According to Minkow and Sommer, Conventional saddles of more than 10 years ago, blood flow while riding would be only 20-40% of what it was while not on the bike. However the emergence of new saddle designs, that can be increased to an average of 80%. Sitting on a regular office chair compromises your blood flow by 10%, which is what most people contend with when working. Minkow concluded that if you can find a saddle that only loses 10-20% blood flow, you can ride for longer than saddles that gives you 50% compression over a 1-2 hour ride.

Dr Pruitt (2006) says that “a lot of people think crotch soreness is part of the sport – it really should not be”. He goes on to say that “cyclists should be regularly standing up in their pedals every five to ten minutes during a ride to keep the blood circulating”

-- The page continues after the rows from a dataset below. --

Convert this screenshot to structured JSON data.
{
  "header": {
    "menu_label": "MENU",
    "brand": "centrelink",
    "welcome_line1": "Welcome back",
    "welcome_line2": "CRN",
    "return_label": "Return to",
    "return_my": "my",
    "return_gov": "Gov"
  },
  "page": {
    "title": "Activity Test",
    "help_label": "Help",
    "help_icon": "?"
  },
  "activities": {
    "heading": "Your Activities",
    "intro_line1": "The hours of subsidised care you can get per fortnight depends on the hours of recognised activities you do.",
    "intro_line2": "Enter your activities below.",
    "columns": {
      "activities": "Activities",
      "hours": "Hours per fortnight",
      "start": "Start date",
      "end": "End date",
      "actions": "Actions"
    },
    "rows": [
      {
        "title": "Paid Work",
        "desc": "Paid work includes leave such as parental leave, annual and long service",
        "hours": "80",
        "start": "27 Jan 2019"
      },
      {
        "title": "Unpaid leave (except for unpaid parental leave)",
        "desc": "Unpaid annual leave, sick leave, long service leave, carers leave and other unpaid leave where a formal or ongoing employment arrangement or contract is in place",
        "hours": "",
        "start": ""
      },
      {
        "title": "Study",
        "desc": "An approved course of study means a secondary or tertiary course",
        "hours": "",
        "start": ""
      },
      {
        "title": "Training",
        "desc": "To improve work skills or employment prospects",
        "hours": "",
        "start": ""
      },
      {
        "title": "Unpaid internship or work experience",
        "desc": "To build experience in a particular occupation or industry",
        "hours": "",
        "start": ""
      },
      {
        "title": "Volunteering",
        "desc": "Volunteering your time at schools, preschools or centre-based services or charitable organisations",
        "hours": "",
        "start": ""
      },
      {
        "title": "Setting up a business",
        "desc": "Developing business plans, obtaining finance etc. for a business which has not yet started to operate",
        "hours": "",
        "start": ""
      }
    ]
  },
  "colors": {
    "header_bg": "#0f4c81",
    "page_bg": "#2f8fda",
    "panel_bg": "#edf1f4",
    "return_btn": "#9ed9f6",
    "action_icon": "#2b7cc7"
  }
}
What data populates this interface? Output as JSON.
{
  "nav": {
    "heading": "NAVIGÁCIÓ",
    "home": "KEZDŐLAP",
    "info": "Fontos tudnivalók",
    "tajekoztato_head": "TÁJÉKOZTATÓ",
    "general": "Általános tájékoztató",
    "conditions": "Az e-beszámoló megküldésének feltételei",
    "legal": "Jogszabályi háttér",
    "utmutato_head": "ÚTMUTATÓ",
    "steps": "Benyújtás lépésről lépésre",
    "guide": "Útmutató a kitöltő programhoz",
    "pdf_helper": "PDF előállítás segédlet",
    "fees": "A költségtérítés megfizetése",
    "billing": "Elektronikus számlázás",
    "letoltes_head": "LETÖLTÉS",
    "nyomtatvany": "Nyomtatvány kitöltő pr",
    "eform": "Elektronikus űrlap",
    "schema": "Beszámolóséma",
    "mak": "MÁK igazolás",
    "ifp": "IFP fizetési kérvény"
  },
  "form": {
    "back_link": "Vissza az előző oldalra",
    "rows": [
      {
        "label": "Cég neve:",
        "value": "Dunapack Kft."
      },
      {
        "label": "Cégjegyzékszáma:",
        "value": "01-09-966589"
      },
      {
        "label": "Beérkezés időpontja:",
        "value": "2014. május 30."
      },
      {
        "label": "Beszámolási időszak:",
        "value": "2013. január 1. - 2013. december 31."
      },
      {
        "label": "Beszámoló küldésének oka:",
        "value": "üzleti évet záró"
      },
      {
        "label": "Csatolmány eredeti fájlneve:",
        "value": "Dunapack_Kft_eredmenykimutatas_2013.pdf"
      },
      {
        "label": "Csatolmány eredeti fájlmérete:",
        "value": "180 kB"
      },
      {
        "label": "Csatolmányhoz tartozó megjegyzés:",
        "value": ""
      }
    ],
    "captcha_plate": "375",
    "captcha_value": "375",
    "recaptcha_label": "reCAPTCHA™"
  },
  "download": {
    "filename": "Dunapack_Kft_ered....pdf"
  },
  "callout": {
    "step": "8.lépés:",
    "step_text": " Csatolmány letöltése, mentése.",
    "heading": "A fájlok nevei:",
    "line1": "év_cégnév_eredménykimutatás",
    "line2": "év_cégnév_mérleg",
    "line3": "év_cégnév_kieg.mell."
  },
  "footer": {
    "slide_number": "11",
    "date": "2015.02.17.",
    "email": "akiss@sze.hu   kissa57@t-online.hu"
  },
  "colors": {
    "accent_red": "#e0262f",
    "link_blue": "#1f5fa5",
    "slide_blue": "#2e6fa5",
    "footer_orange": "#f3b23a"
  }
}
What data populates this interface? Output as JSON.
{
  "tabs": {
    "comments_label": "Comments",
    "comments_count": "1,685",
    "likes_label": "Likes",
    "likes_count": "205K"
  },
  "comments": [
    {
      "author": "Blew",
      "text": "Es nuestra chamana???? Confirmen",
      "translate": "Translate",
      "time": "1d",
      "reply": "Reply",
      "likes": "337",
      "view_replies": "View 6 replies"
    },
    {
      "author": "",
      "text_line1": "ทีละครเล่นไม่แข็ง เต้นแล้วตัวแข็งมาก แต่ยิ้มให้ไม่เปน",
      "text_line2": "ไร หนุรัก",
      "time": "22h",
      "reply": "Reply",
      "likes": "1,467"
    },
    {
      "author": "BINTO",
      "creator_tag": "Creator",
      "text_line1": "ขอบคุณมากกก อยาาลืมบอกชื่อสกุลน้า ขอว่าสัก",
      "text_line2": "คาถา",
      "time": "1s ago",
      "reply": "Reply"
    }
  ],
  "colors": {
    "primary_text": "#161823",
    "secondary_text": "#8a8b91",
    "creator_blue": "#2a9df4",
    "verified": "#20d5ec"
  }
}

Another interesting point Dr Pruitt raises, is that racers are less affected by blood flow problems than casual recreational riders. Racers are generally lighter and thus support less weight on soft tissue when riding. “Racers usually have better technique, standing more often and take the weight of the vital areas. Furthermore, racers are training or racing at high intensity and are pushing down considerably harder than recreational riders on the pedals, this lifts their hips off the saddle slightly on each pedal stroke. The recreational rider, on the other hand, maybe ov
erweight and likely to sit down the entire ride spinning with his whole weight on the soft tissue which can lead to increased incidence of numbness and crotch discomfort”.

Top tips on eliminating numbness

  1. Get a professional bike fit – often this is a big factor. Once you have been fitted properly to your bike the numbness and other discomfort issues may disappear
  2. If you don’t get a professional bike fit, you can try positioning your seat that its level or just a few degrees down in front
  3. Ensure your knees are not fully extended at the bottom of your pedal stroke, otherwise this puts extra weight on your sensitive areas
  4. Saddle choice – go for firm saddles over the softer ones. Firm saddles are better because they do not compress your vital arteries and support your sit-bones better. Sommer and Minkow state that flat or concave saddles generally have better performance. Since the link between cycling and impotence made headlines in the late 1990s, a proliferation of new saddle designs emerged and there now a wide range of choices for the cyclist.
  5. Invest in a pair of good quality cycling shorts with a well designed chamois
  6. The simplest adjustment you can make is to ensure you stand up on the bike every 10 minutes or so. If you live in hilly or rolling areas this would be a natural occurrence.